99. A method of editing a target DNA sequence by base editing using a base editor:

selecting a guide RNA for use in the base editing system in accordance with the method of any of claims 1-36; and

contacting the genome of the target DNA sequence with the selected guide RNA and the base editor, thereby editing the target DNA sequence.

100. The method of claim 99, wherein the method is conducted ex vivo, in vivo, or ex vivo.

101. The method of claim 1, wherein the method restores the function of a disease-causing mutation.

102. The method of claim 99, wherein the method of editing introduces a nucleotide change in the target DNA sequence.

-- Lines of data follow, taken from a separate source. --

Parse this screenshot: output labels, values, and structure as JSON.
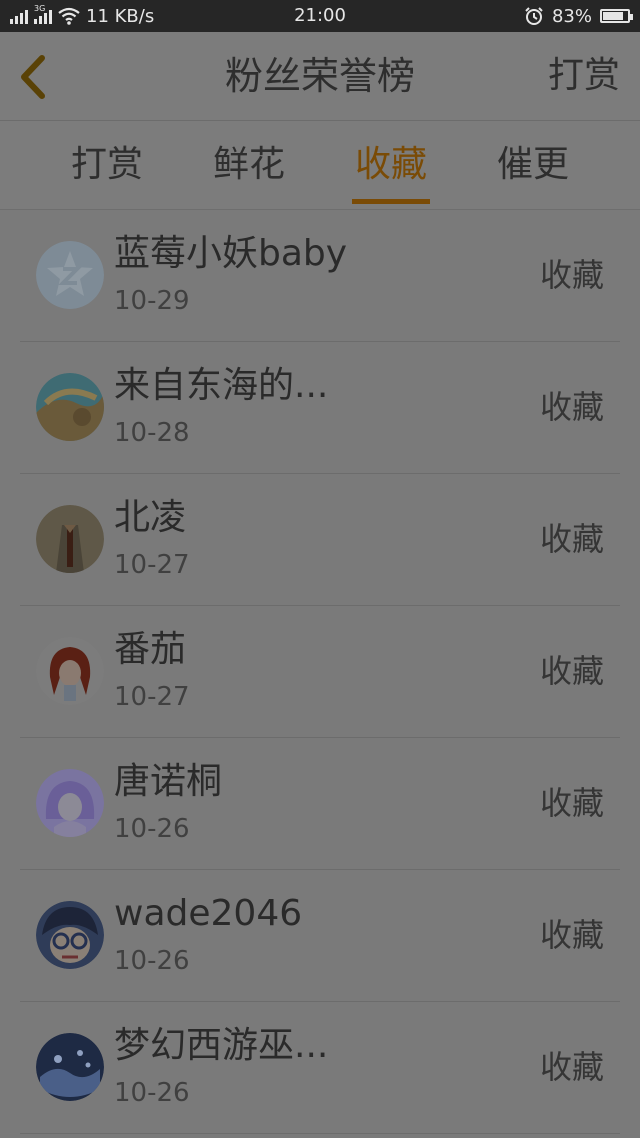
{
  "status_bar": {
    "network_speed": "11 KB/s",
    "network_type": "3G",
    "time": "21:00",
    "battery_percent": "83%",
    "battery_level": 0.83,
    "icons": [
      "signal-icon",
      "wifi-icon",
      "alarm-icon",
      "battery-icon"
    ]
  },
  "header": {
    "title": "粉丝荣誉榜",
    "action_label": "打赏",
    "back_icon": "chevron-left-icon"
  },
  "tabs": {
    "items": [
      {
        "label": "打赏"
      },
      {
        "label": "鲜花"
      },
      {
        "label": "收藏"
      },
      {
        "label": "催更"
      }
    ],
    "active_index": 2
  },
  "list": {
    "items": [
      {
        "name": "蓝莓小妖baby",
        "date": "10-29",
        "action": "收藏",
        "avatar": "default-avatar-icon"
      },
      {
        "name": "来自东海的...",
        "date": "10-28",
        "action": "收藏",
        "avatar": "anime-avatar"
      },
      {
        "name": "北凌",
        "date": "10-27",
        "action": "收藏",
        "avatar": "photo-avatar"
      },
      {
        "name": "番茄",
        "date": "10-27",
        "action": "收藏",
        "avatar": "cartoon-girl-avatar"
      },
      {
        "name": "唐诺桐",
        "date": "10-26",
        "action": "收藏",
        "avatar": "anime-girl-avatar"
      },
      {
        "name": "wade2046",
        "date": "10-26",
        "action": "收藏",
        "avatar": "conan-avatar"
      },
      {
        "name": "梦幻西游巫...",
        "date": "10-26",
        "action": "收藏",
        "avatar": "game-avatar"
      }
    ]
  },
  "colors": {
    "accent": "#7a4b06",
    "overlay_background": "#7a7a7a",
    "status_bar": "#262626"
  }
}
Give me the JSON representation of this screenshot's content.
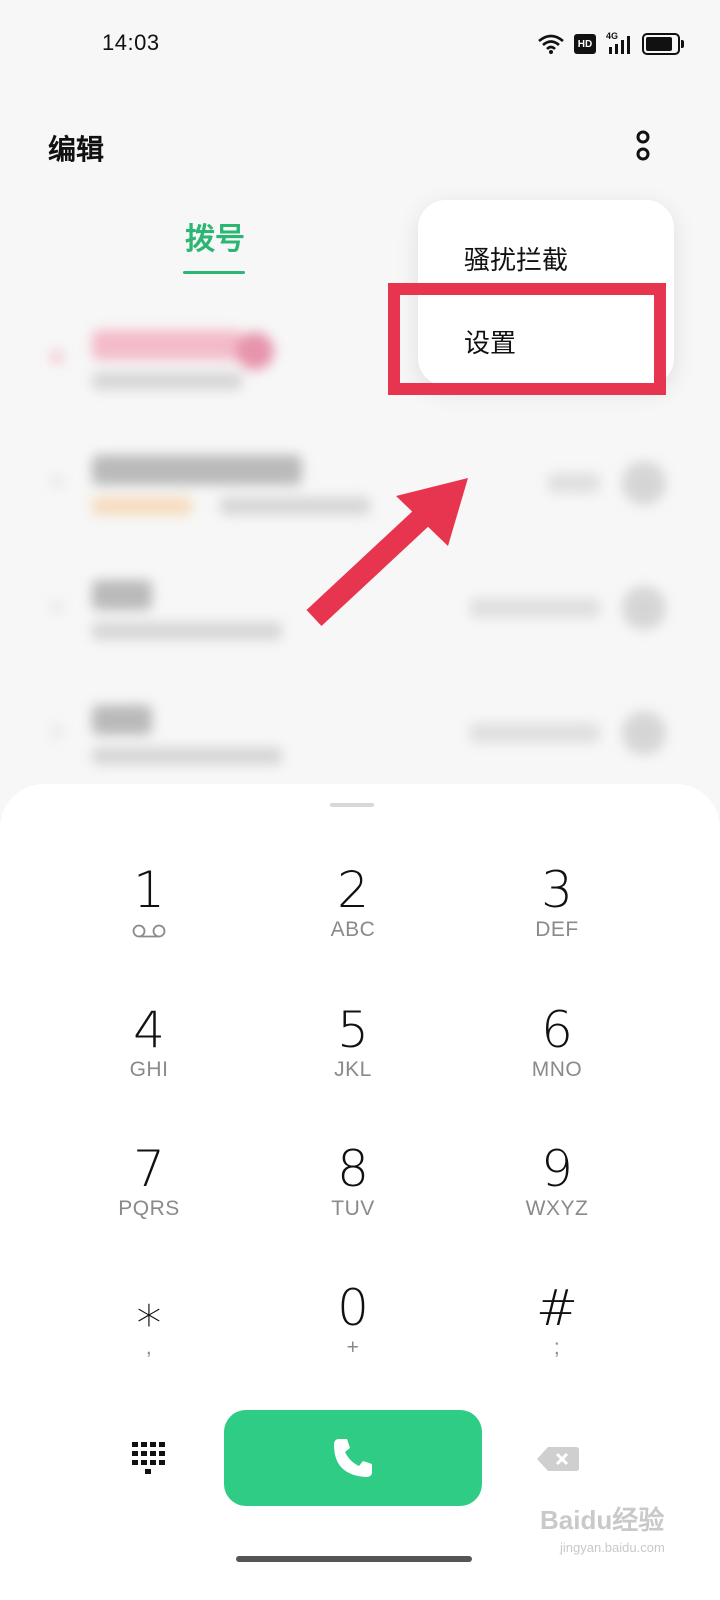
{
  "status_bar": {
    "time": "14:03",
    "hd": "HD",
    "network": "4G"
  },
  "header": {
    "edit_label": "编辑",
    "tab_dial": "拨号"
  },
  "menu": {
    "items": [
      "骚扰拦截",
      "设置"
    ]
  },
  "colors": {
    "accent_green": "#2bb673",
    "call_button": "#2ecc85",
    "annotation_red": "#e8354f"
  },
  "dialpad": {
    "keys": [
      {
        "num": "1",
        "sub": ""
      },
      {
        "num": "2",
        "sub": "ABC"
      },
      {
        "num": "3",
        "sub": "DEF"
      },
      {
        "num": "4",
        "sub": "GHI"
      },
      {
        "num": "5",
        "sub": "JKL"
      },
      {
        "num": "6",
        "sub": "MNO"
      },
      {
        "num": "7",
        "sub": "PQRS"
      },
      {
        "num": "8",
        "sub": "TUV"
      },
      {
        "num": "9",
        "sub": "WXYZ"
      },
      {
        "num": "⁎",
        "sub": ","
      },
      {
        "num": "0",
        "sub": "+"
      },
      {
        "num": "#",
        "sub": ";"
      }
    ]
  },
  "icons": {
    "voicemail": "voicemail-icon",
    "dialpad_toggle": "dialpad-grid-icon",
    "call": "phone-icon",
    "backspace": "backspace-icon"
  },
  "watermark": {
    "brand": "Baidu经验",
    "url": "jingyan.baidu.com"
  }
}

103. The method of claim 102, wherein the nucleotide change is a single nucleotide substitution, a deletion, an insertion, or a combination thereof.

104. The method of claim 102, wherein the nucleotide change is a transition mutation.

105. The method of claim 104, wherein the transition mutation is a G to A substitution, a T to C substitution, a C to T substitution, or an A to G substitution.

106. The method of claim 102, wherein the nucleotide change corrects a mutation in a disease-associated gene.

107. The method of claim 106, wherein the disease-associated gene is associated with cardiac disease; high blood pressure; neurological disease; autoimmune disorder, arthritis; diabetes; cancer; or obesity.

108. The method of claim 106, wherein the disease-associated gene is associated with Adenosine Deaminase (ADA) Deficiency; Alpha-1 Antitrypsin Deficiency; Cystic Fibrosis; Duchenne Muscular Dystrophy; Galactosemia; Hemochromatosis; Huntington's Disease; Maple Syrup Urine Disease; Marfan Syndrome; Neurofibromatosis Type 1; Pachyonychia Congenita; Phenylkeotnuria; Severe Combined Immunodeficiency; Sickle Cell Disease; Smith-Lemli-Opitz Syndrome; and Tay-Sachs Disease, or other monogenetic disorder.

109. The library of the training method of claim 37.

110. The library of the training method of claim 38.

111. The method of claim 1, wherein the first machine learning model is trained using training data generated in part using the base editing system.

112. The method of claim 49, further comprising:

prior to performing the applying,

selecting, based on the editing system indicated by the input data, the first machine learning model and the second machine learning model from a plurality of machine learning models.